The ENTSOE API returns raw XML, making it difficult to use the returned data Python-usable and work with it directly
This repository defines an extensible Extract, Transform and Load (ETL) framework that makes the ENTSOE data easily retrievable, transformable, and storable.
Some example use cases:
- Visualization of variables like actual and forecasted load, demand and prices.
- Database storage (InfluxDB, TimeScaleDB, PostGreSQL, etc...)

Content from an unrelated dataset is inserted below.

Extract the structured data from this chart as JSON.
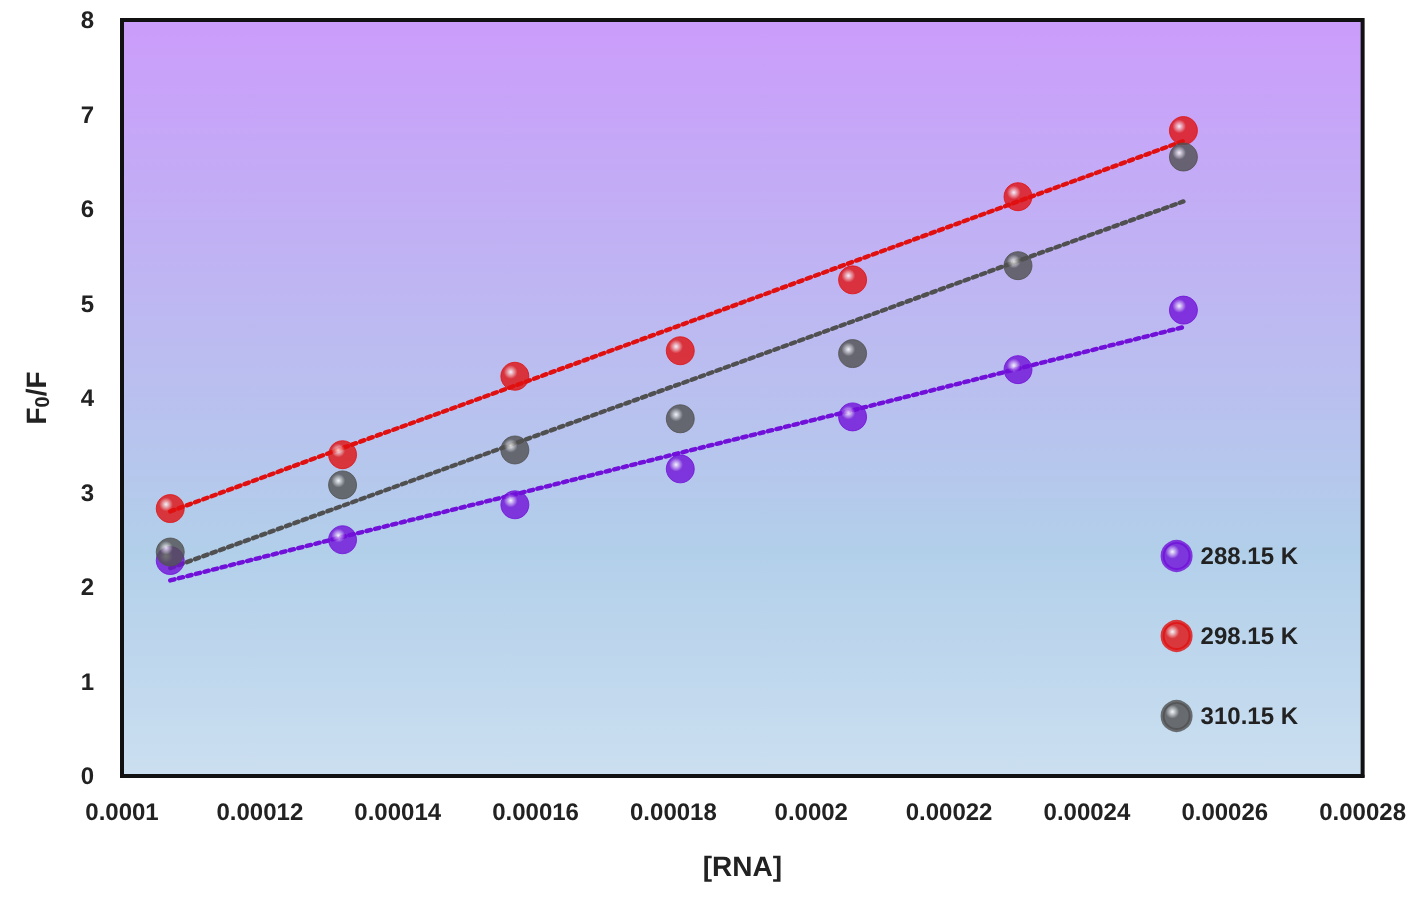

- Forecasting using machine learning
Each part of the ETL pipeline is modular:
- Extractors: Query and fetch XML data from ENTSOE
- Transformers: Convert raw XML into timestamped, structured data
- Loaders: Send the processed data to a CSV, database, visualizer, etc.

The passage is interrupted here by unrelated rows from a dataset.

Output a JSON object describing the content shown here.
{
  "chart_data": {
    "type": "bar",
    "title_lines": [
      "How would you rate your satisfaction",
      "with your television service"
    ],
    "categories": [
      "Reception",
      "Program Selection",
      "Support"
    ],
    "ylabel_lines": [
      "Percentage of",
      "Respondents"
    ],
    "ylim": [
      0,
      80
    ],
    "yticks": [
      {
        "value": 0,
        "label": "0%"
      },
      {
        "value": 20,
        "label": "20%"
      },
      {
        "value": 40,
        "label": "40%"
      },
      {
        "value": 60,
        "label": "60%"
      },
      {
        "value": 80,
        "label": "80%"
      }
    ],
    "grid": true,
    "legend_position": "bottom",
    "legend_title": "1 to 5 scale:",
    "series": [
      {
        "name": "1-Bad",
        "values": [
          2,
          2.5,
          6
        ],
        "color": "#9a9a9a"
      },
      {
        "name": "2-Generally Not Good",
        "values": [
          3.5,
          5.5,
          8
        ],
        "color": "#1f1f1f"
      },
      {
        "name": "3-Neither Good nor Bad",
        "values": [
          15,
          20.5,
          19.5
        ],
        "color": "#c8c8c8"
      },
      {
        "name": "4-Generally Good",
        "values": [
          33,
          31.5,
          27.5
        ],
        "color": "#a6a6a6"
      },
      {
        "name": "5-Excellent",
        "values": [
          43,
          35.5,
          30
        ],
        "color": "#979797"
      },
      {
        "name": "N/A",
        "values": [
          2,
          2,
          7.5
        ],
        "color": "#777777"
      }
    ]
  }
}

- Jobs: Perform a series of custom Extract, Transform and Load operations
Code:
job = NetherlandsActualLoad(
extractor=LoadForecastExtractor(),
transformer=LoadTransformer(),
loader=VisualizeLoader()
)
job.run(
bidding_zone="10YNL----------L",
load_type=LoadType.FORECAST,
target_date="2025-07-07",
n_days=1
)
Result:
In the above code snippet, custom-defined extract, transform, and load operations are combined to build and run a full pipeline.
In this case, the loader visualizes the result using Matplotlib. However, loaders can be swapped out to write to:
- CSV files
- SQL databases
- Time-series stores like TimeScaleDB or InfluxDB
- Any other destination
Result of the ETL job:
An ENTSOE API key needs to be featured in your .env for the repository to function:
API_KEY=<entsoe_api_key>
The output of the extract and load operations should be a list of dicts, in the form:
{'timestamp': 'str_timestamp', 'variable': value}
For example:
[
{'timestamp': '2025-07-07T00:00:00+02:00', 'load_mw': 10409.0},
{'timestamp': '2025-07-07T00:15:00+02:00', 'load_mw': 10232.5},
...
]
To define a new extractor, subclass BaseExtractor and implement the extract() method. This method must build the appropriate query parameters and call:
self.call_entsoe(params)
This ensures a consistent XML output across all extractors.
Example: extractors/load_forecast.py
Transformers receive the raw XML (from the extractor) and parse it into structured Python data.
To define one, subclass BaseTransformer and implement:
def transform(self, root: Element, expected_date: date) -> list[dict]:
This method should:
- Parse the XML Element
- Extract the relevant points (e.g., quantity, timestamp)
- Convert timestamps to the desired timezone
- Return a list of dicts with the data structure format mentioned above
Example: transformers/load_transformer.py
Loaders take the transformed data and send it to a destination.
All loaders subclass BaseLoader and implement:
def load(self, data: list[dict]):
Examples:
- PrintLoader: just prints the output to console
- VisualizeLoader: plots data using Matplotlib
Jobs are the glue between extract, transform, and load steps. The base job is ETLJob, which can run one or more days of data:
class ETLJob:
def __init__(self, extractor, transformer, loader):
...
def run(self, target_date, n_days=1, **extract_kwargs):
...
You can also define custom jobs for specific countries or use cases by subclassing ETLJob. For example:
class NetherlandsActualLoad(ETLJob):
def run(self, target_date, n_days=1):
...